There is also a school of thought that holds that placentophagy naturally occurred to hide any trace of childbirth from predators in the wild.
Most placental mammals participate in placentophagy, including herbivores. … Marsupials, which are an order of metatherian (pouched) mammals, resorb rather than deliver the placenta, and therefore cannot engage in placentophagia; they do, however, vigorously lick birth fluids as they are excreted.
Some research has shown that ingestion of the placenta can increase the pain threshold in pregnant rats. Rats that consumed the placenta experienced a modest amount of elevation of naturally-occurring opioid-mediated analgesia. Endogenous opioids, such as endorphin and dynorphin, are natural chemicals, related to the opium molecule, that are produced in the central nervous system. Production of these endogenous opioids is increased during the birthing process. They have the ability to raise the threshold of pain tolerance in the mother. When coupled with ingested placenta or amniotic fluid, the opioid effect on pain threshold is dramatically increased. Rats that were given meat instead of the placenta showed no increase in the pain threshold. There have been no scientific studies which show that placentophagy enhances analgesia in humans.
There is a certain logic to the placenta’s being the perfect postpartum superfood. Throughout pregnancy, the organ transports blood, oxygen and nutrients from the mother to the baby. Some call it “the tree of life,” both for its many branching veins and its life-sustaining force.
The most commonly cited benefit of placenta consumption is that it helps balance hormones and thereby combats postpartum depression. Some also claim that it boosts milk production, helps the uterus contract and replenishes lost nutrients after childbirth. Web sites suggest using it in recipes like any other organ meat, pan frying it or cooking it in lasagna. Some strong-stomached mothers have used it raw in smoothies.
Many proponents of placenta consumption trace the practice to Chinese herbal medicine, where it is known as zi he che. One of the traditional preparations involves dehydrating the organ and then grinding it into a powder, which is basically what placenta encapsulation specialists do.
“Most of the assumptions [about human placenta consumption] come from extrapolations from animal work, anecdotes and suppositions. But none of it comes from scientific data,” said Mark Kristal, a behavioral neuroscientist at the State University of New York at Buffalo who researches placentophagia in animals. (Humans are among the few mammals that don’t routinely eat their own placentas.)

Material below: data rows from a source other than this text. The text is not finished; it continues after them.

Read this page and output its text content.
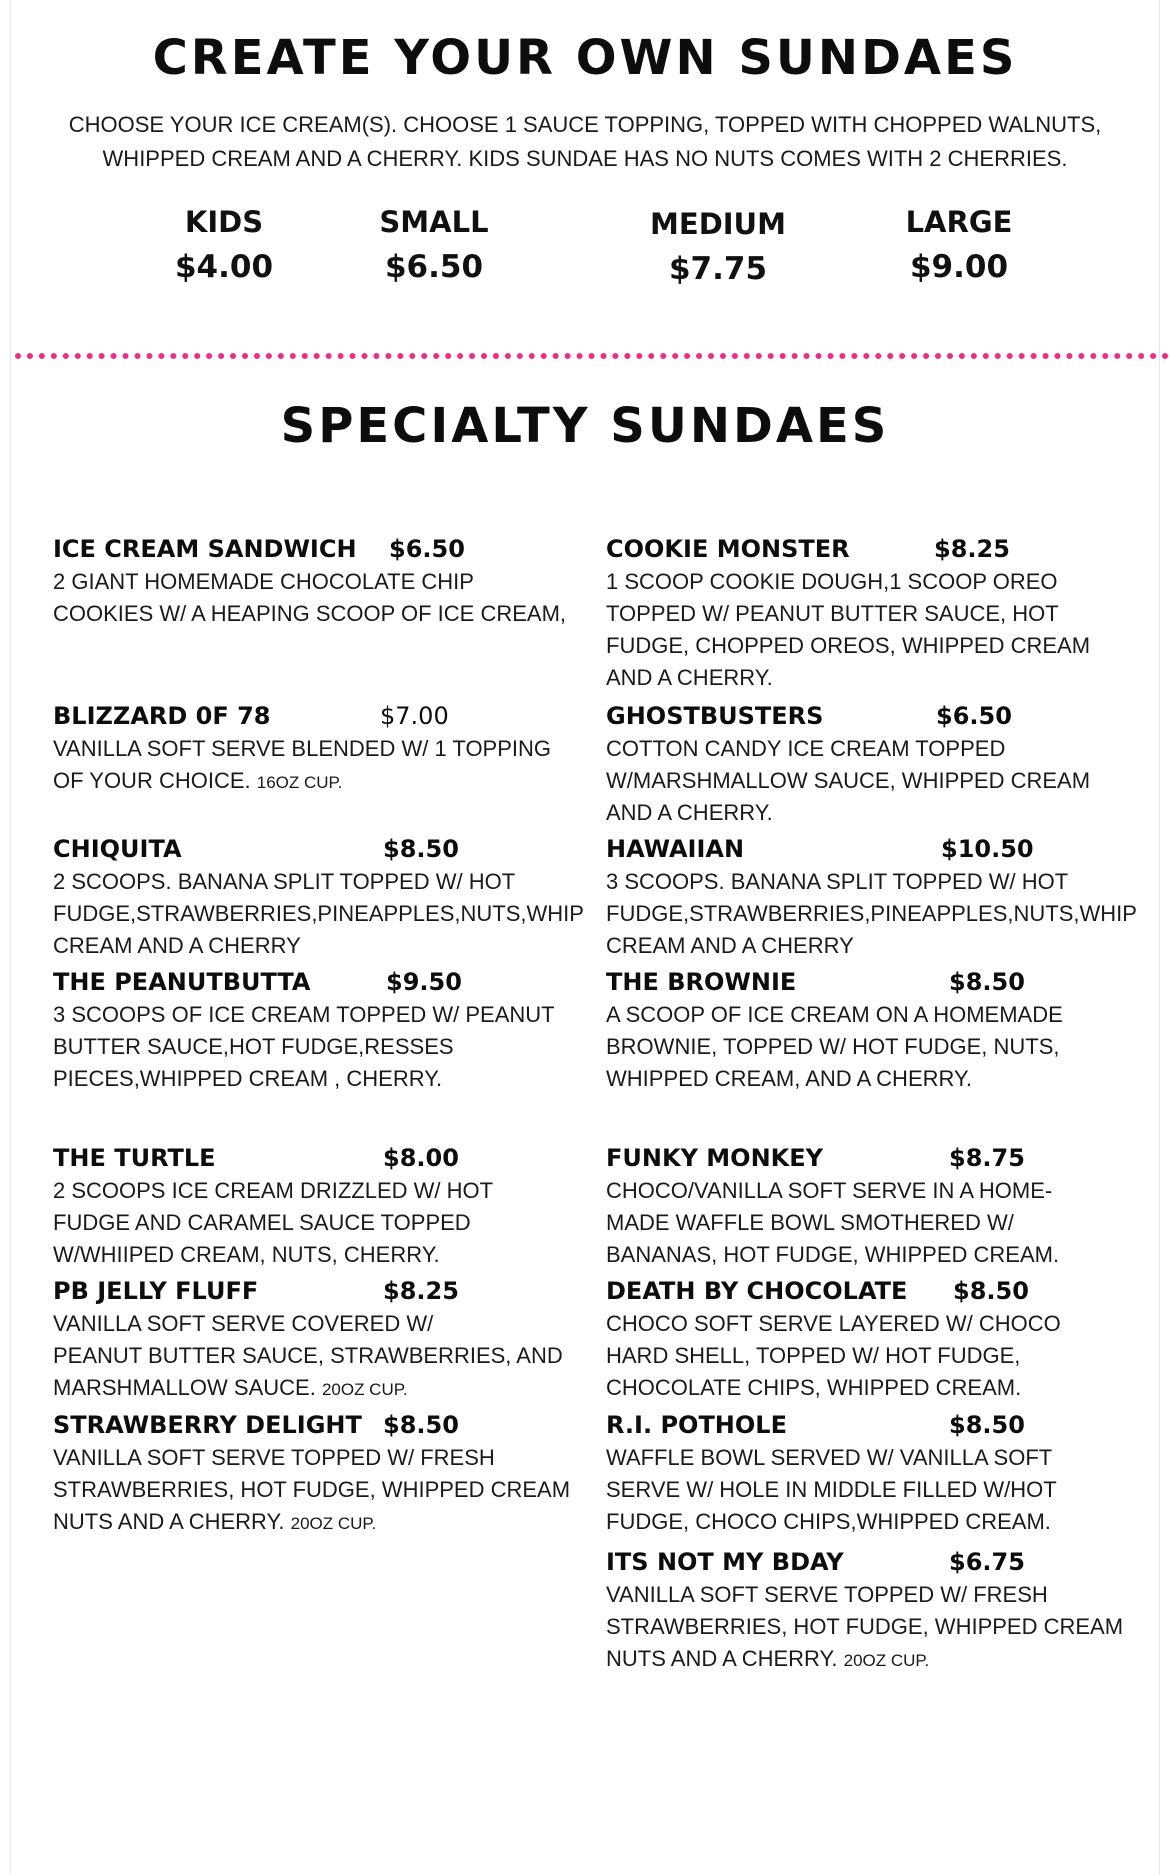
CREATE YOUR OWN SUNDAES
CHOOSE YOUR ICE CREAM(S). CHOOSE 1 SAUCE TOPPING, TOPPED WITH CHOPPED WALNUTS,
WHIPPED CREAM AND A CHERRY. KIDS SUNDAE HAS NO NUTS COMES WITH 2 CHERRIES.
KIDS
$4.00
SMALL
$6.50
MEDIUM
$7.75
LARGE
$9.00
SPECIALTY SUNDAES
ICE CREAM SANDWICH $6.50
2 GIANT HOMEMADE CHOCOLATE CHIP
COOKIES W/ A HEAPING SCOOP OF ICE CREAM,
BLIZZARD 0F 78	$7.00
VANILLA SOFT SERVE BLENDED W/ 1 TOPPING
OF YOUR CHOICE. 16OZ CUP.
CHIQUITA	$8.50
2 SCOOPS. BANANA SPLIT TOPPED W/ HOT
FUDGE,STRAWBERRIES,PINEAPPLES,NUTS,WHIP
CREAM AND A CHERRY
THE PEANUTBUTTA	$9.50
3 SCOOPS OF ICE CREAM TOPPED W/ PEANUT
BUTTER SAUCE,HOT FUDGE,RESSES
PIECES,WHIPPED CREAM , CHERRY.
THE TURTLE	$8.00
2 SCOOPS ICE CREAM DRIZZLED W/ HOT
FUDGE AND CARAMEL SAUCE TOPPED
W/WHIIPED CREAM, NUTS, CHERRY.
PB JELLY FLUFF	$8.25
VANILLA SOFT SERVE COVERED W/
PEANUT BUTTER SAUCE, STRAWBERRIES, AND
MARSHMALLOW SAUCE. 20OZ CUP.
STRAWBERRY DELIGHT $8.50
VANILLA SOFT SERVE TOPPED W/ FRESH
STRAWBERRIES, HOT FUDGE, WHIPPED CREAM
NUTS AND A CHERRY. 20OZ CUP.
COOKIE MONSTER	$8.25
1 SCOOP COOKIE DOUGH,1 SCOOP OREO
TOPPED W/ PEANUT BUTTER SAUCE, HOT
FUDGE, CHOPPED OREOS, WHIPPED CREAM
AND A CHERRY.
GHOSTBUSTERS	$6.50
COTTON CANDY ICE CREAM TOPPED
W/MARSHMALLOW SAUCE, WHIPPED CREAM
AND A CHERRY.
HAWAIIAN	$10.50
3 SCOOPS. BANANA SPLIT TOPPED W/ HOT
FUDGE,STRAWBERRIES,PINEAPPLES,NUTS,WHIP
CREAM AND A CHERRY
THE BROWNIE	$8.50
A SCOOP OF ICE CREAM ON A HOMEMADE
BROWNIE, TOPPED W/ HOT FUDGE, NUTS,
WHIPPED CREAM, AND A CHERRY.
FUNKY MONKEY	$8.75
CHOCO/VANILLA SOFT SERVE IN A HOME-
MADE WAFFLE BOWL SMOTHERED W/
BANANAS, HOT FUDGE, WHIPPED CREAM.
DEATH BY CHOCOLATE $8.50
CHOCO SOFT SERVE LAYERED W/ CHOCO
HARD SHELL, TOPPED W/ HOT FUDGE,
CHOCOLATE CHIPS, WHIPPED CREAM.
R.I. POTHOLE	$8.50
WAFFLE BOWL SERVED W/ VANILLA SOFT
SERVE W/ HOLE IN MIDDLE FILLED W/HOT
FUDGE, CHOCO CHIPS,WHIPPED CREAM.
ITS NOT MY BDAY	$6.75
VANILLA SOFT SERVE TOPPED W/ FRESH
STRAWBERRIES, HOT FUDGE, WHIPPED CREAM
NUTS AND A CHERRY. 20OZ CUP.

And even if the practice is found to have benefits, Kristal believes it would be better to analyze the healthful components of the placenta and then synthesize them into pharmacological products rather than eat the unprocessed organ.
Amanda Baerwaldt, a Frederick mother, wasn’t worried about the lack of evidence when she opted to have her placenta encapsulated after giving birth a few months ago.
“I wanted to avoid the baby blues if I could, and I wanted to stay away from conventional medicine,” she said. She felt joyful after giving birth, but a few days later, the what-ifs began to flood her. She started taking her placenta pills, and within 24 to 48 hours she felt better. “I felt a lot of energy,” she said, “like Wonder Woman. If I took it at 5 p.m. I couldn’t sleep all night.”
“Even if it is a placebo effect,” she added, “it still works. It’s the perfect balance for just you. You can freeze the pills, and they’ll last even up to menopause.”